Nikol Savova
Mathematician. About to begin the final year of the integrated master’s at Oxford, where I also read my undergraduate degree. Before that: olympiad mathematics at the Sofia High School of Mathematics.
mathematics
Logic, set theory, Galois theory, algebraic number theory, graph theory, probability, and the history of mathematics — including a mini-dissertation on Fermat’s Last Theorem and the attempts that preceded the proof.
research
At eighteen, research assistant to Dr. Igor Balla in spectral graph theory: generalising the Alon–Boppana theorem from regular to arbitrary graphs — replacing the adjacency matrix with the Laplacian, taking Fiedler’s algebraic connectivity λ2 as the object of interest, and looking for lower bounds on the spectral gap that remain meaningful in the dense regime, where the classical bound degenerates. Connected to the positive discrepancy disc+(G).
philosophy
The parallel track. I wrote philosophical essays in Bulgarian and hosted philosophical gatherings in Sofia for several years. Continental philosophy, mostly — and the hybrid territory between mathematics and philosophy: what logic and set theory mean when read philosophically.
detours
- Emergent Ventures Fellow (Mercatus Center, 2023).
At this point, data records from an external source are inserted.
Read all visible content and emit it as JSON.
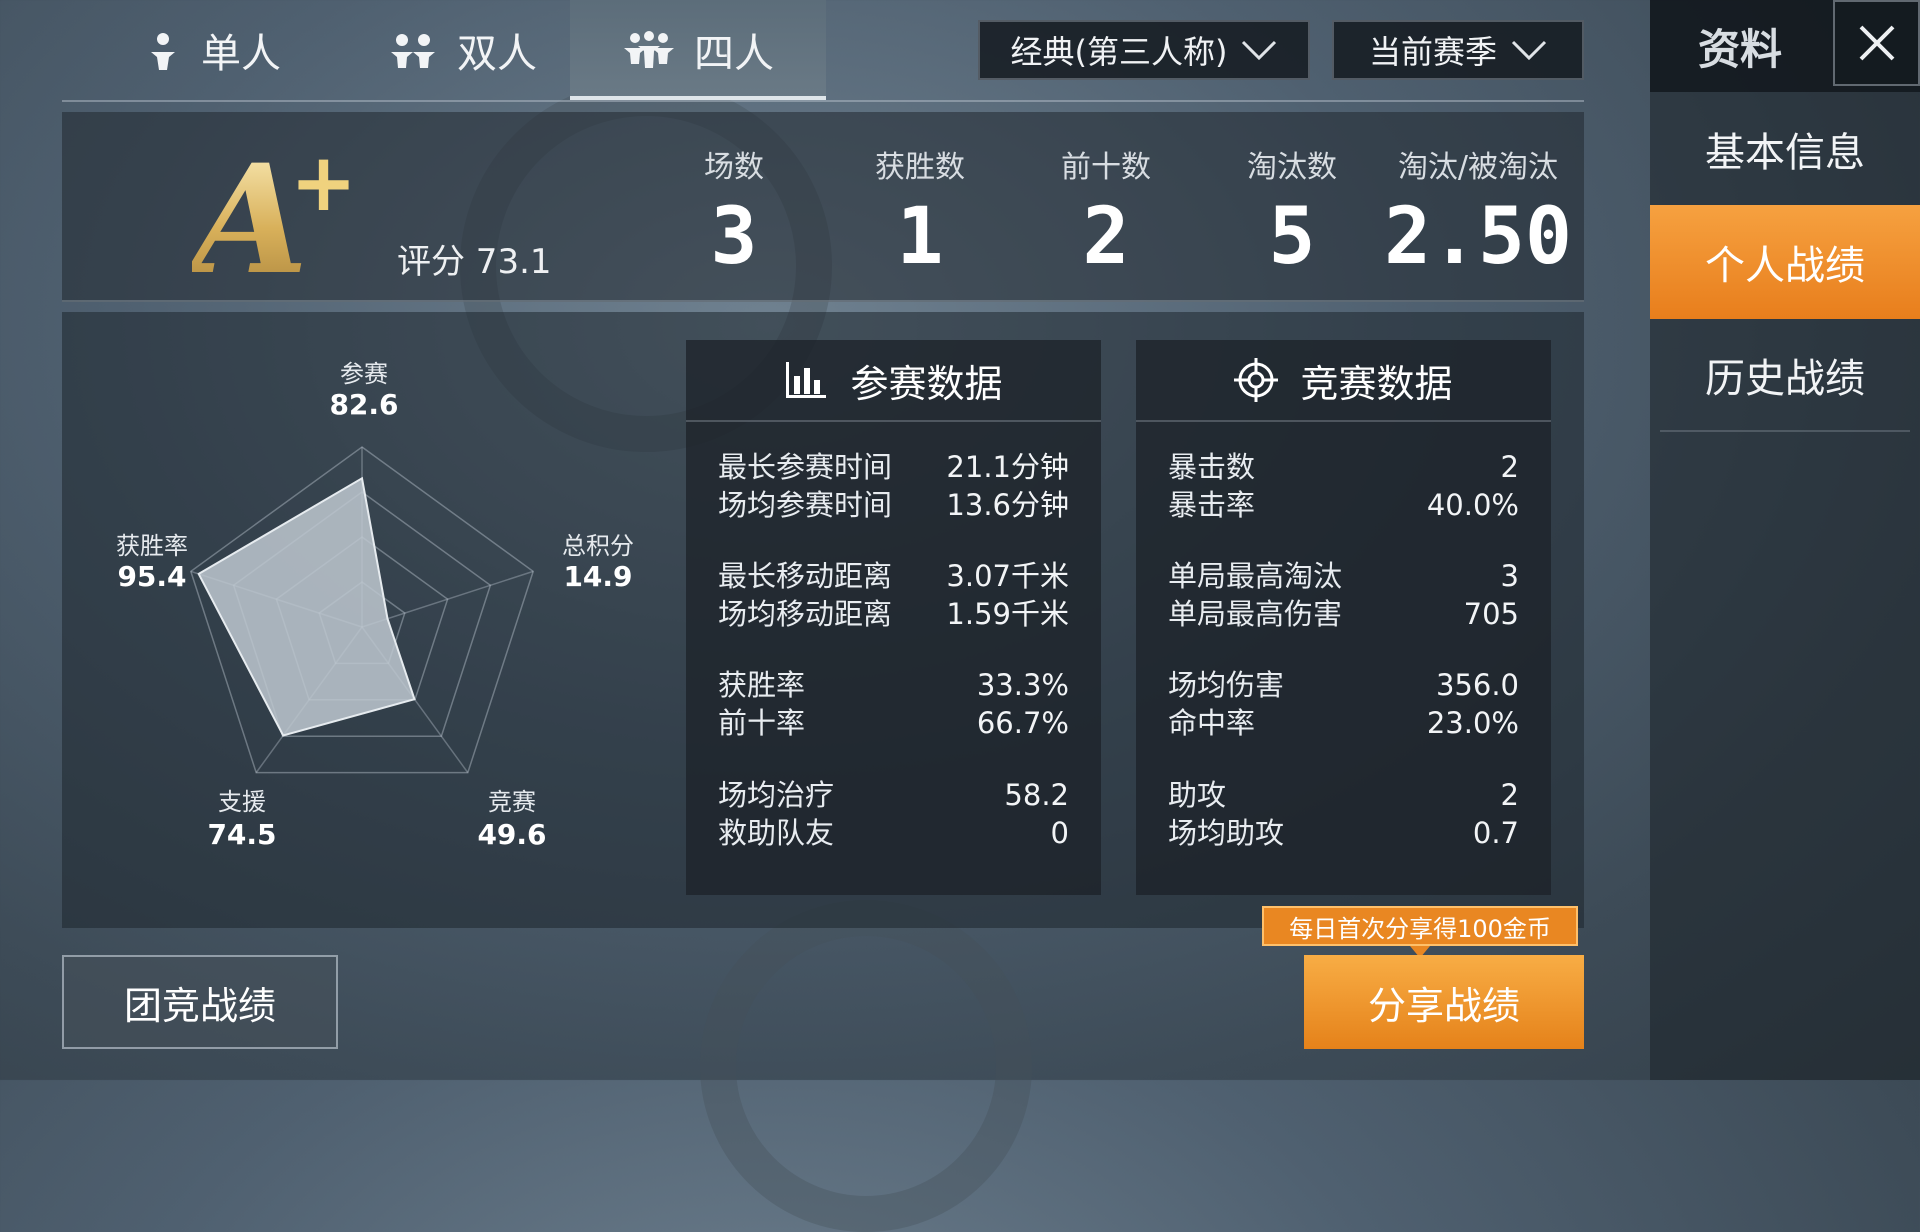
{
  "mode_tabs": [
    {
      "label": "单人",
      "icon": "single-player-icon"
    },
    {
      "label": "双人",
      "icon": "duo-icon"
    },
    {
      "label": "四人",
      "icon": "squad-icon"
    }
  ],
  "active_mode": "四人",
  "dropdowns": {
    "mode": "经典(第三人称)",
    "season": "当前赛季"
  },
  "side": {
    "title": "资料",
    "items": [
      "基本信息",
      "个人战绩",
      "历史战绩"
    ],
    "active": "个人战绩"
  },
  "summary": {
    "grade": "A",
    "grade_plus": "+",
    "score": "评分 73.1",
    "stats": [
      {
        "label": "场数",
        "value": "3"
      },
      {
        "label": "获胜数",
        "value": "1"
      },
      {
        "label": "前十数",
        "value": "2"
      },
      {
        "label": "淘汰数",
        "value": "5"
      },
      {
        "label": "淘汰/被淘汰",
        "value": "2.50"
      }
    ]
  },
  "radar": {
    "axes": [
      {
        "label": "参赛",
        "value": "82.6"
      },
      {
        "label": "总积分",
        "value": "14.9"
      },
      {
        "label": "竞赛",
        "value": "49.6"
      },
      {
        "label": "支援",
        "value": "74.5"
      },
      {
        "label": "获胜率",
        "value": "95.4"
      }
    ]
  },
  "participation": {
    "title": "参赛数据",
    "groups": [
      [
        [
          "最长参赛时间",
          "21.1分钟"
        ],
        [
          "场均参赛时间",
          "13.6分钟"
        ]
      ],
      [
        [
          "最长移动距离",
          "3.07千米"
        ],
        [
          "场均移动距离",
          "1.59千米"
        ]
      ],
      [
        [
          "获胜率",
          "33.3%"
        ],
        [
          "前十率",
          "66.7%"
        ]
      ],
      [
        [
          "场均治疗",
          "58.2"
        ],
        [
          "救助队友",
          "0"
        ]
      ]
    ]
  },
  "combat": {
    "title": "竞赛数据",
    "groups": [
      [
        [
          "暴击数",
          "2"
        ],
        [
          "暴击率",
          "40.0%"
        ]
      ],
      [
        [
          "单局最高淘汰",
          "3"
        ],
        [
          "单局最高伤害",
          "705"
        ]
      ],
      [
        [
          "场均伤害",
          "356.0"
        ],
        [
          "命中率",
          "23.0%"
        ]
      ],
      [
        [
          "助攻",
          "2"
        ],
        [
          "场均助攻",
          "0.7"
        ]
      ]
    ]
  },
  "buttons": {
    "team": "团竞战绩",
    "share": "分享战绩",
    "share_tip": "每日首次分享得100金币"
  },
  "colors": {
    "accent": "#e98722",
    "grade_gold": "#e9c978"
  }
}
Pitched Tyler Cowen a continental philosophy podcast; received a grant for general development instead.
- Head of quantitative research at Bloomsbury Technology, a pre-seed art-valuation startup, until its focus changed.
- A run of selective applied-rationality programs: WARP 2022, ESPR 2022, Future Forum 2022. Junior counsellor at ESPR 2023, and again at PAIR 2026 this August.
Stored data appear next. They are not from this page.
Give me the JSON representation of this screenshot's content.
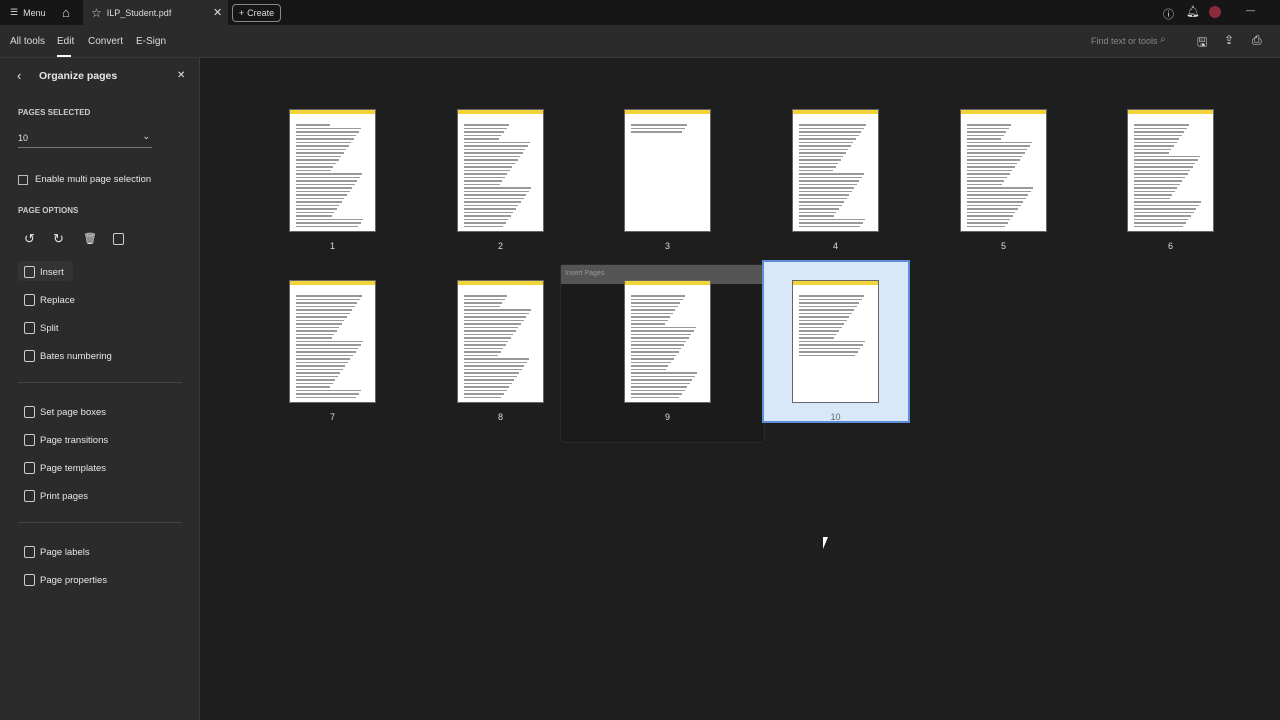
{
  "topbar": {
    "menu": "Menu",
    "tab_title": "ILP_Student.pdf",
    "create": "Create"
  },
  "toolbar": {
    "tabs": [
      "All tools",
      "Edit",
      "Convert",
      "E-Sign"
    ],
    "active": "Edit",
    "search_placeholder": "Find text or tools"
  },
  "sidebar": {
    "title": "Organize pages",
    "pages_selected_label": "PAGES SELECTED",
    "pages_selected_value": "10",
    "multi_select": "Enable multi page selection",
    "page_options_label": "PAGE OPTIONS",
    "items1": [
      "Insert",
      "Replace",
      "Split",
      "Bates numbering"
    ],
    "items2": [
      "Set page boxes",
      "Page transitions",
      "Page templates",
      "Print pages"
    ],
    "items3": [
      "Page labels",
      "Page properties"
    ]
  },
  "popup": {
    "title": "Insert Pages"
  },
  "pages": [
    "1",
    "2",
    "3",
    "4",
    "5",
    "6",
    "7",
    "8",
    "9",
    "10"
  ],
  "selected_page": "10",
  "colors": {
    "accent": "#5d8fd6",
    "header_yellow": "#f2d43a"
  }
}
- Have taught olympiad mathematics.
currently
Building Proof Hunter — a pipeline for finding open problems in mathematics that are tractable, verifiable, and genuinely unsolved, then attempting them with AI. Learning Lean, since cracking open problems will require it. Hacking learning how to learn. Headed toward quant finance and game theory.
conjectures
- AGI is not coming. The people building it haven’t changed my mind. the argument →
- Formalisation will change what it feels like to do mathematics before it changes what mathematics gets done.
- As proving gets cheaper, the scarce skill in mathematics becomes knowing which problems are worth attempting.
- Hard open problems are calibration instruments: they map where a field’s language breaks.
- Benacerraf was right, and Lean is the evidence: mathematical objects are positions in structures.
- There are rational reasons to make irrational decisions from time to time.